How is your life in the pandemic, dear reader?
I know the answer is hard to frame accurately in a sentence. Depending on our privilege, location, work situations and fate, we are all having a mixed bag of experiences. I’m lucky that I have this column and your attention to be able to process my feelings as I share my experiences here.
As it did for many others too, the lockdown started with abject horror and shock for me. Within two days of the Prime Minister’s pronouncement on March 24, we began to witness mass hunger in the cities as daily-wage labourers were shut out of workplaces abruptly. All eateries that served low-cost meals were closed. As a filmmaker and a member of the Karwan-e-Mohabbat — a people’s campaign against hate crimes and injustice — I found myself both documenting the unfolding humanitarian crisis as well as participating in large-scale food distribution in solidarity with those who were stranded without work, shelter and food.
In retrospect, there was a pattern to my days in the first six weeks. I would spend the day coordinating with teams who were raising funds, distributing food packets and making short films to raise awareness about the plight of India’s working poor. The news of millions of migrant labourers walking on the highways and dying of exhaustion and hunger would keep streaming in all day. I would pause at least once a day to find a quiet corner and cry. We were busy, we were angry, many of us were hurtling towards a meltdown, but we also needed to make space for grief.
It was reported in the news that India’s foodgrain stock had reached a record high of 73.85 million tonnes in April 2020. At the same time India had reached a record high of hunger and dispossession, evoking memories of the mass migration during the Partition of India in 1947. It was hard to believe that a government would turn against its people when they were most vulnerable.
In our neighbourhood, besides the distress of the poor, we began to notice the hunger and desperation of street dogs and cats that had been dependent on scraps of food from restaurants and roadside food stalls in the area. Many of us who had barely spoken to each other before began to greet each other from behind our masks as we crossed paths while walking our pets or on the way to the grocery store. Without much ado, we began to co-ordinate the feeding of animals.

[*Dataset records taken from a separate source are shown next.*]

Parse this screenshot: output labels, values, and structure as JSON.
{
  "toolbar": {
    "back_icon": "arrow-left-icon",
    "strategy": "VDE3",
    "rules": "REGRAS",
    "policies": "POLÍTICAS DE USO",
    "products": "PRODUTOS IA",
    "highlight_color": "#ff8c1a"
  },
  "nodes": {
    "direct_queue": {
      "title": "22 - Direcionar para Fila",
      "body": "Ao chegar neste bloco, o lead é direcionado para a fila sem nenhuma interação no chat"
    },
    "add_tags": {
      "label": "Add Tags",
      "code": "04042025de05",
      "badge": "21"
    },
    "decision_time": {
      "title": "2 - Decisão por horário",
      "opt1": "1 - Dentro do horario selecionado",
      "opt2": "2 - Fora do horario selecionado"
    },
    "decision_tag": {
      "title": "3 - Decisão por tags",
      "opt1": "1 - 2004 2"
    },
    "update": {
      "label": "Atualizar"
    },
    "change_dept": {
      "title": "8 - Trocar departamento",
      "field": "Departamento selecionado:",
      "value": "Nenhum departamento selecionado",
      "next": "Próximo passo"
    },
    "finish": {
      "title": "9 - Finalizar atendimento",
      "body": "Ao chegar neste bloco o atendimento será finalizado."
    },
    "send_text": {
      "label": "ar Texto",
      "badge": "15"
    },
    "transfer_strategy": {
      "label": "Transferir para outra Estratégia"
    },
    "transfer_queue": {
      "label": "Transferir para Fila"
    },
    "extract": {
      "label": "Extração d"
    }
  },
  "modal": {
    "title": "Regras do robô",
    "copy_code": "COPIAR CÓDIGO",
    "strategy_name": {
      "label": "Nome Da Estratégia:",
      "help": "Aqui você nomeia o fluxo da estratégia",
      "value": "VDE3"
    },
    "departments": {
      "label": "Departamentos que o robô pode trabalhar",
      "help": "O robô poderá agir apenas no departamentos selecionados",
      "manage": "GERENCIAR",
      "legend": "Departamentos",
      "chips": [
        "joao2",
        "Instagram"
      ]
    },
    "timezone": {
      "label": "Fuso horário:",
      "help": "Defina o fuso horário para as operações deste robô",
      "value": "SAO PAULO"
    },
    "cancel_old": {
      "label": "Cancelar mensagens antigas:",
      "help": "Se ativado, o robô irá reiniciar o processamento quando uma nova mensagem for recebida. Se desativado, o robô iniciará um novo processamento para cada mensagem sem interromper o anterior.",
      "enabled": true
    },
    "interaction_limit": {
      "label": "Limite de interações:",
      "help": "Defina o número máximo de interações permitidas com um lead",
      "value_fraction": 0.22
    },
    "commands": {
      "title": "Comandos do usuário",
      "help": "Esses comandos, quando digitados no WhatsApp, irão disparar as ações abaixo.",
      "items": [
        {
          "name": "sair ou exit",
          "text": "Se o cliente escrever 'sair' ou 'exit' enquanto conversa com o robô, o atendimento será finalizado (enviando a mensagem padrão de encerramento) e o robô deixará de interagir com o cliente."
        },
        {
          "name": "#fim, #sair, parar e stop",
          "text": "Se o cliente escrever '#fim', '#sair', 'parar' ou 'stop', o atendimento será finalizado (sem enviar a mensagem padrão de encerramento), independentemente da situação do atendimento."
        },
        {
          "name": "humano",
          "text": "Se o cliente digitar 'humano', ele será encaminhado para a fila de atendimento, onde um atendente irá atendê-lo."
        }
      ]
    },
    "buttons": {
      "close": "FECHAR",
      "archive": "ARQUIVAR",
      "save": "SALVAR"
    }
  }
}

At home, I found respite from the incredulity of the news by adopting two young cats who had begun to visit every day and meow for food. We named them Black and White, based on their dominant colour, but when White moved in and it seemed that we were becoming family, our children proposed that the cats deserved more formal names. Now we find ourselves looking out for the needs of a reticent Faiza and a boisterous Sahil as they make themselves at home with us.
“It was the best of times, it was the worst of times, it was the age of wisdom, it was the age of foolishness, it was the epoch of belief, it was the epoch of incredulity, it was the season of light, it was the season of darkness, it was the spring of hope, it was the winter of despair.” The opening words of ‘A Tale of Two Cities’ by Charles Dickens reassure us that our struggle with the convoluted times we live is not unprecedented in recent history.
The Covid-19 pandemic, the thoughtlessness of India’s cruel lockdown, the destruction of livelihoods, the onslaught of fake news as well as the clampdown on democratic freedoms and constitutional rights by our own government have exhausted us. Yet, within us all are also immense reserves for nurturance and solidarity. For renewal of relationships and braving it out to restore the world we demand to live in. A world we deserve to live in.